Agamben: sem classes
Se tivéssemos de pensar, mais uma vez, os destinos da humanidade em
termos de classe, então deveríamos dizer que, hoje, não há mais classes sociais,
mas apenas uma pequena burguesia planetária, na qual as velhas classes se
dissolveram: a pequena burguesia herdou o mundo; ela é a forma na qual a
humanidade sobreviveu ao niilismo.
Mas isso era exatamente o que tanto o fascismo quanto o nazismo tinham
compreendido, e ter visto com clareza o irrevogável ocaso dos velhos sujeitos
sociais constitui, antes, a sua insuperável patente de modernidade. (De um
ponto de vista estritamente político, fascismo e nazismo não foram superados e
nós vivemos ainda sob o signo deles). Eles representavam, porém, uma pequena
burguesia nacional, ainda presa a uma postiça identidade popular, sobre a qual
agiam sonhos de grandeza burguesa. A pequena burguesia planetária, ao
contrário, se emancipou desses sonhos e fez sua a atitude do proletário de
declinar qualquer identidade social reconhecível. O pequeno burguês nadifica
tudo o que é no próprio gesto com que parece aderir a isso: ele só conhece o
impróprio e o inautêntico e recusa até mesmo a ideia de uma palavra própria. As
diferenças de língua, de dialeto, a própria particularidade física de cada um,
que constituíam a verdade e a mentira dos povos e das gerações que se sucederam
na terra, tudo isso perdeu para ele qualquer significado e qualquer capacidade
de expressão e de comunicação. Na pequena burguesia, as diversidades que
marcaram a tragicomédia da história universal estão expostas e reunidas em uma
fantasmagórica vacuidade.
Mas a insensatez da existência individual, que ela herdou dos subsolos
do niilismo, se tornou, nesse ínterim, tão insensata que perdeu todo páthos e
se transformou, ao se mostrar abertamente, em exibição quotidiana: nada se
assemelha tanto a vida da nova humanidade quanto um filme publicitário do qual
se apagou qualquer traço do produto anunciado. A contradição do pequeno
burguês, porém, é que ele ainda procura nesse filme o produto do qual foi
privado fraudulosamente, obstinando-se apesar de tudo, a tornar própria uma
identidade que se lhe tornou na realidade, absolutamente imprópria e
insignificante. Vergonha e arrogância, conformismo ou marginalidade permanecem
assim os extremos polares de toda a sua tonalidade emotiva.

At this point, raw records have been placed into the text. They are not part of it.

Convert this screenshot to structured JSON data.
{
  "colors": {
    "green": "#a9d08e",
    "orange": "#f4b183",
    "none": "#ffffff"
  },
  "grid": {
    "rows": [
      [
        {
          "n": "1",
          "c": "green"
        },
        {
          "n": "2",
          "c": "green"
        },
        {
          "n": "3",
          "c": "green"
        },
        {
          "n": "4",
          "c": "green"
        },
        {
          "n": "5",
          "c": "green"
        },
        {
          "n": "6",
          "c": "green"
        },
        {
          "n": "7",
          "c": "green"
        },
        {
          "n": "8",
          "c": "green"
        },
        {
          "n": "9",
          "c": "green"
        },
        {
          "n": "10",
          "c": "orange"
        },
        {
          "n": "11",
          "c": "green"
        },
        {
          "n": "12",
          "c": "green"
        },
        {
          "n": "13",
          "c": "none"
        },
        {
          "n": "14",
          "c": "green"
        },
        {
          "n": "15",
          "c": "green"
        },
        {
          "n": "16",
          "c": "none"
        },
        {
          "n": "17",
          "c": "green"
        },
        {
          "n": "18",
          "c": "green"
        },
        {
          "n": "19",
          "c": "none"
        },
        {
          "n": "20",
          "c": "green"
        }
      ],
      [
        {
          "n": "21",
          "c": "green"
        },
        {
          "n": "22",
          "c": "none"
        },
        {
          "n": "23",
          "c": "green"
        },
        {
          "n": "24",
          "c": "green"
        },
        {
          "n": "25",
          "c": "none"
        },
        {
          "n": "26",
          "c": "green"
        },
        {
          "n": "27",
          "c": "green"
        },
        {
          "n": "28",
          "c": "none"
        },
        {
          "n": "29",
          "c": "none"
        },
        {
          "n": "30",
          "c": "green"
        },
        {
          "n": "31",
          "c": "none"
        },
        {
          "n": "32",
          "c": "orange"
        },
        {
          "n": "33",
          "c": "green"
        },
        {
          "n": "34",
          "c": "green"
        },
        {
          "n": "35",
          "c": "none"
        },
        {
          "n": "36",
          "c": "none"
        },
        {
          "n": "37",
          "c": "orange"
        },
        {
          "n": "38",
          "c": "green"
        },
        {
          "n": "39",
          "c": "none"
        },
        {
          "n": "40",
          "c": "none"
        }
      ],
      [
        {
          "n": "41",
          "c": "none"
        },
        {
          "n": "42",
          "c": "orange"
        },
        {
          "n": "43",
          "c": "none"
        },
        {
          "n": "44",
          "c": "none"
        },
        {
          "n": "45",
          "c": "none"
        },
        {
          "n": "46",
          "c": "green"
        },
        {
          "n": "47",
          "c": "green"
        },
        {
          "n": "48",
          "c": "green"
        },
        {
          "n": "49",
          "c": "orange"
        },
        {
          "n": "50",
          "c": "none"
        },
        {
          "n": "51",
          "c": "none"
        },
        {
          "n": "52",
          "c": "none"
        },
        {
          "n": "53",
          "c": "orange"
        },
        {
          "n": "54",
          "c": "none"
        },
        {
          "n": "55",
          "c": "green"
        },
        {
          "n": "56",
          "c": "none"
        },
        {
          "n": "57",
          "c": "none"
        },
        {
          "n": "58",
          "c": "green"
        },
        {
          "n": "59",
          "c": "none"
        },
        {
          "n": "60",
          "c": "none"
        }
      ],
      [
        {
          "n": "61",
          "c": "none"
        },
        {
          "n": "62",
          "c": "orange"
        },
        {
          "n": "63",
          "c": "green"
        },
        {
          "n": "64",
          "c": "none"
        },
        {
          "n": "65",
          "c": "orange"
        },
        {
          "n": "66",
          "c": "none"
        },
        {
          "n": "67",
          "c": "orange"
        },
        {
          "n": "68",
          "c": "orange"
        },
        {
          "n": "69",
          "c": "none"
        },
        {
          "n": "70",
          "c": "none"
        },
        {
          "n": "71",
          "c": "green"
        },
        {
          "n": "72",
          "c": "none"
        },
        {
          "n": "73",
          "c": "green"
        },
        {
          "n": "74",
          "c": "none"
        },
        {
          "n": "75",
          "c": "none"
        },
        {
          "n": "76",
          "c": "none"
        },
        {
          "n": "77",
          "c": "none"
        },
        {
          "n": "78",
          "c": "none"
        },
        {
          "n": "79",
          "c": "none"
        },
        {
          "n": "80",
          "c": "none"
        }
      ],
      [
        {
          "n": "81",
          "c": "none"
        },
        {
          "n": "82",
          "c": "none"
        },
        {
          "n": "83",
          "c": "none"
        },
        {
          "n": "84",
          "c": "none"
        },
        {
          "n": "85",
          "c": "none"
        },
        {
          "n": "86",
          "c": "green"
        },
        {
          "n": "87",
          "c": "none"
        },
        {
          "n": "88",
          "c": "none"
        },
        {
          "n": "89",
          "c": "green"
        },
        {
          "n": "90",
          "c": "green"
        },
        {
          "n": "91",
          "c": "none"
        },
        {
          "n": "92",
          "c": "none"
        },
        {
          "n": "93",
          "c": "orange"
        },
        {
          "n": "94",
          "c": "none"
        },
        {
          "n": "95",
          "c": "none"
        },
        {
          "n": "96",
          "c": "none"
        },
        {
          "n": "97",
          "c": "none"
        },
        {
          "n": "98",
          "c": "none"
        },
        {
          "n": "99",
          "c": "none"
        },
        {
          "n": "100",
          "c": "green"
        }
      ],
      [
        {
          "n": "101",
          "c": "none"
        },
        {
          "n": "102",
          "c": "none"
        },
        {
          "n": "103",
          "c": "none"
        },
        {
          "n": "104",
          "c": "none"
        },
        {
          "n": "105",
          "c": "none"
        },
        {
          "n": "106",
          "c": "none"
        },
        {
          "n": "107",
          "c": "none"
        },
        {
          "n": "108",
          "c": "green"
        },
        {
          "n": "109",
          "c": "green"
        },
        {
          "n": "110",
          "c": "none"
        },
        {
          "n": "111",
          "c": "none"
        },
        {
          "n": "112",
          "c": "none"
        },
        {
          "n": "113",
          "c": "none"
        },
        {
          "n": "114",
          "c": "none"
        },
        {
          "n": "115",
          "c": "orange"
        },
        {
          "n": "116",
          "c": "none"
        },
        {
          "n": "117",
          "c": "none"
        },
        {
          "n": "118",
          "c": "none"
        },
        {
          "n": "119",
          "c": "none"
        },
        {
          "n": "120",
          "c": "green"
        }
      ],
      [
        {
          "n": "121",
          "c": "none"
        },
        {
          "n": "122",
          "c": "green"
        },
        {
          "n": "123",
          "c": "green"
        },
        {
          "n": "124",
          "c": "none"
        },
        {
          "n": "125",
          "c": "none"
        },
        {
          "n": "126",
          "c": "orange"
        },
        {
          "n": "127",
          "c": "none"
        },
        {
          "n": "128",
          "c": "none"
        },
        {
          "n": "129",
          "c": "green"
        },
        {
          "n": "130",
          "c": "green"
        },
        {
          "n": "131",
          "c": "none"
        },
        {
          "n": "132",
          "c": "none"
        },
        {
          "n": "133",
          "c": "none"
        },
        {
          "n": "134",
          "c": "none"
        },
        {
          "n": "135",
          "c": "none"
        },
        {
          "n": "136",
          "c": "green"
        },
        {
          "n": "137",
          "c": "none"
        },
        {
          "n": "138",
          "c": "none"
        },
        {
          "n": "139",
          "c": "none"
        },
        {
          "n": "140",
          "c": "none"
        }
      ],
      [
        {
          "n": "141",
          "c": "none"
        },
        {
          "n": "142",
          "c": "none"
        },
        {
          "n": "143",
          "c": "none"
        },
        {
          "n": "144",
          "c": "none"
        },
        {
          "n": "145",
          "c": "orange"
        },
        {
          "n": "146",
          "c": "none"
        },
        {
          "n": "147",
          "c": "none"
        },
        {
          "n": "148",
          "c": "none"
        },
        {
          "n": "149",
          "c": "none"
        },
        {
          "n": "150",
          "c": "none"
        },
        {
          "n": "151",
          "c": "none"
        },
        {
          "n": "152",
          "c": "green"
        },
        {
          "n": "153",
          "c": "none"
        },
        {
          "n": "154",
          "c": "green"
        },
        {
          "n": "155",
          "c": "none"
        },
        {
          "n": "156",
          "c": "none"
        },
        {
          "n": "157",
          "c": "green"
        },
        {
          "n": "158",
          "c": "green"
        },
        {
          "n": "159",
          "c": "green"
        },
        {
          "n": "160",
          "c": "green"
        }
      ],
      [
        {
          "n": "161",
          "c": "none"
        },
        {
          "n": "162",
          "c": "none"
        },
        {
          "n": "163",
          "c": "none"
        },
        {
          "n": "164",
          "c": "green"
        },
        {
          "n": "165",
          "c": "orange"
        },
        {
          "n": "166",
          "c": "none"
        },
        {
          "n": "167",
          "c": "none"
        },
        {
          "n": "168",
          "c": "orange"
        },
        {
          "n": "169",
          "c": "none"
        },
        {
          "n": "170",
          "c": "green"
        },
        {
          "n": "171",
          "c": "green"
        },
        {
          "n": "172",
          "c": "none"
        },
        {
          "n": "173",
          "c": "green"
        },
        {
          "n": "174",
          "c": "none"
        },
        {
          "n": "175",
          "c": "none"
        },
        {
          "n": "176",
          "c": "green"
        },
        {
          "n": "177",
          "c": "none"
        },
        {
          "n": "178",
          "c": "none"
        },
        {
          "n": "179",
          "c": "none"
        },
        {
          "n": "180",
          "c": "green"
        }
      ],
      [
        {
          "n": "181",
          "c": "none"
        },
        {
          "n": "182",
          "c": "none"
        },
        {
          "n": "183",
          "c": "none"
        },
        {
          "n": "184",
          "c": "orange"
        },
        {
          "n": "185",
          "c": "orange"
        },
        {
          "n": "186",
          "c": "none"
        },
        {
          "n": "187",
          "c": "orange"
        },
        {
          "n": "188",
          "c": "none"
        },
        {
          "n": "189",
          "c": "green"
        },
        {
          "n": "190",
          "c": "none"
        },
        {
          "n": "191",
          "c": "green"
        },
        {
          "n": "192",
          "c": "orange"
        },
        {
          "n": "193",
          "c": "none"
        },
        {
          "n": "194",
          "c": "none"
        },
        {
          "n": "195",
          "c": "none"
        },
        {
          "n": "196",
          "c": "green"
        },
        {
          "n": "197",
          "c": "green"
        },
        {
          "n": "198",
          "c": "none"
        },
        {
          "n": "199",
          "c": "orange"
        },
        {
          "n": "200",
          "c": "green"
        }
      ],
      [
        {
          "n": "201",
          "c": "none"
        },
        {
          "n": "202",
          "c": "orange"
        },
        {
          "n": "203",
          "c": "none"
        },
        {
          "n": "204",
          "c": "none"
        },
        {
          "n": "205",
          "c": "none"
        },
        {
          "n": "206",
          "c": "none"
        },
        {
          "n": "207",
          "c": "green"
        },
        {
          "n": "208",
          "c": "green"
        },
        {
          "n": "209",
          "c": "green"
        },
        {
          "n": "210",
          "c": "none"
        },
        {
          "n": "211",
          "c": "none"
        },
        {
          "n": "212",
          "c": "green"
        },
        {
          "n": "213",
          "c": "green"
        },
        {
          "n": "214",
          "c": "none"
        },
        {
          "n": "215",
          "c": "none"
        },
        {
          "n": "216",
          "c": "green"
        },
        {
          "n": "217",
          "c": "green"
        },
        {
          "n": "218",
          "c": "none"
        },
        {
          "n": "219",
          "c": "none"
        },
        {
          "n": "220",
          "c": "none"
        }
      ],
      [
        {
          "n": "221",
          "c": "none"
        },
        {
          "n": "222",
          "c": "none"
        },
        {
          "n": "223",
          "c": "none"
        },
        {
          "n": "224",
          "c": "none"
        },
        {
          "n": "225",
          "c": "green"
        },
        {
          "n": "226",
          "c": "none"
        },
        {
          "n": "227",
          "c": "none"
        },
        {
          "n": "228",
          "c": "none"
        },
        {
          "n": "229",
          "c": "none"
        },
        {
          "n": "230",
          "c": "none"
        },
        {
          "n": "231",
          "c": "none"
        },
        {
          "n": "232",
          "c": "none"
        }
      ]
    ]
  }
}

O fato é que a insensatez de sua existência se depara com uma última
insensatez, sob a qual naufraga toda publicidade: a morte. Nesta, o pequeno
burguês se confronta com a última expropriação, com a última frustração da
individualidade: a vida nua, o puro incomunicável, onde a sua vergonha encontra
finalmente a paz. Desse modo, ele encobre, com a morte, o segredo que deve, no
entanto, se resignar a confessar: que também a vida nua lhe é, na verdade,
imprópria e puramente exterior; que não há para ele, sobre a terra, nenhum
abrigo.
Isso significa que a pequena burguesia planetária é verossimilmente a
forma na qual a humanidade está se confrontando com a sua própria destruição. Mas
isso significa, também, que ela representa uma ocasião inaudita na história da
humanidade, que esta não deve, sob hipótese nenhuma, deixar escapar. Pois, se
os homens, em vez de procurarem ainda uma identidade própria na forma imprópria
e insensata da individualidade, conseguissem aderir a essa impropriedade como
tal, fazer do próprio ser-assim não uma identidade e uma propriedade
individual, mas uma singularidade sem identidade, uma singularidade comum e
absolutamente exposta – isto é, se os homens pudessem não ser-assim, nesta ou
naquela identidade biográfica particular, mas ser o assim, a sua exterioridade
singular e o seu rosto, então a humanidade teria acesso pela primeira vez a uma
comunicação que não conheceria mais o incomunicável.
Selecionar na nova humanidade planetária aqueles caracteres que permitam
a sobrevivência, remover o diafragma sutil que separa a má publicidade
midiática da perfeita exterioridade que comunica apenas a si mesma – esta é a
tarefa política da nossa geração.
AGAMBEN, Giorgio. Sem classes. In: A
comunidade que vem [1990]. Tradução e notas Cláudio Oliveira. Belo
Horizonte: Autêntica, 2013, p. 59-62.